Dans le Burundi traditionnel, le soir, au coin du feu, la famille réunie discutait librement. Tout le monde avait droit à la parole et chacun laissait parler son cœur. C’était l’heure des grandes et des petites histoires. Des vérités subtiles ou crues. L’occasion pour les anciens d’enseigner, l’air de rien, la sagesse ancestrale. Mais au coin du feu, les jeunes s’interrogeaient, contestaient, car tout le monde avait droit à la parole. Désormais, toutes les semaines, Iwacu renoue avec la tradition et transmettra, sans filtre, la parole longue ou lapidaire reçue au coin du feu. Cette semaine, au coin du feu, Abbé Dieudonné Niyibizi.
Votre qualité principale ?
J’aime le travail et y suis très assidu.
Votre défaut principal ?
Parfois, je laisse derrière moi certains de mes amis sans le savoir. Je suis assez compartimenté. Probablement que je m’attache à l’aujourd’hui jusqu’à laisser progressivement de côté le passé.
La qualité que vous préférez chez les autres ?
La ponctualité. C’est bien quand on tient aux engagements, on gagne du temps pour autre chose. C’est malheureux de se rendre compte que l’autre n’est pas là souvent sans motif valable.
Le défaut que vous ne supportez pas chez les autres ?
L’ironie. On raconte que les Burundais ne sont pas francs, qu’ils savent cacher leurs sentiments même profonds. C’est regrettable de voir quelqu’un développer une rhétorique romantique et altruiste alors qu’au fond de son cœur, il te déteste. C’est du mensonge.
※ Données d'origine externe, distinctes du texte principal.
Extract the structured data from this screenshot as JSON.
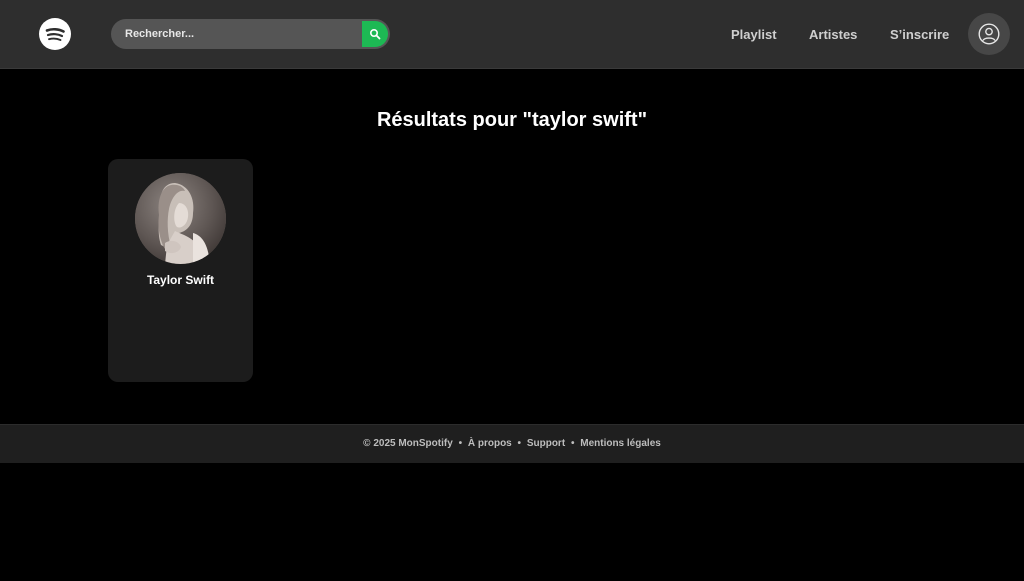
{
  "header": {
    "logo_icon": "spotify-logo-icon",
    "search": {
      "placeholder": "Rechercher...",
      "value": "",
      "button_icon": "search-icon"
    },
    "nav": {
      "playlist": "Playlist",
      "artistes": "Artistes",
      "signup": "S’inscrire"
    },
    "account_icon": "user-avatar-icon"
  },
  "main": {
    "results_title": "Résultats pour \"taylor swift\"",
    "artists": [
      {
        "name": "Taylor Swift",
        "photo": "artist-photo"
      }
    ]
  },
  "footer": {
    "copyright": "© 2025 MonSpotify",
    "separator": "•",
    "about": "À propos",
    "support": "Support",
    "legal": "Mentions légales"
  },
  "colors": {
    "header_bg": "#2e2e2e",
    "page_bg": "#000000",
    "accent": "#1db954",
    "card_bg": "#1c1c1c",
    "footer_bg": "#1f1f1f"
  }
}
La femme que vous admirez le plus ?
Les prêtres aiment généralement deux femmes les plus célèbres au monde. Maman, ma mère naturelle et Marie, la mère céleste. Je voudrais les aimer davantage, en toutes circonstances.
L’homme que vous admirez le plus ?
Le Pape François. Je l’ai suivi de près depuis le 13 mars 2013. Il n’est pas Ratzinger, il n’est pas Wojtyla, il est vraiment différent : simple et pauvre de cœur.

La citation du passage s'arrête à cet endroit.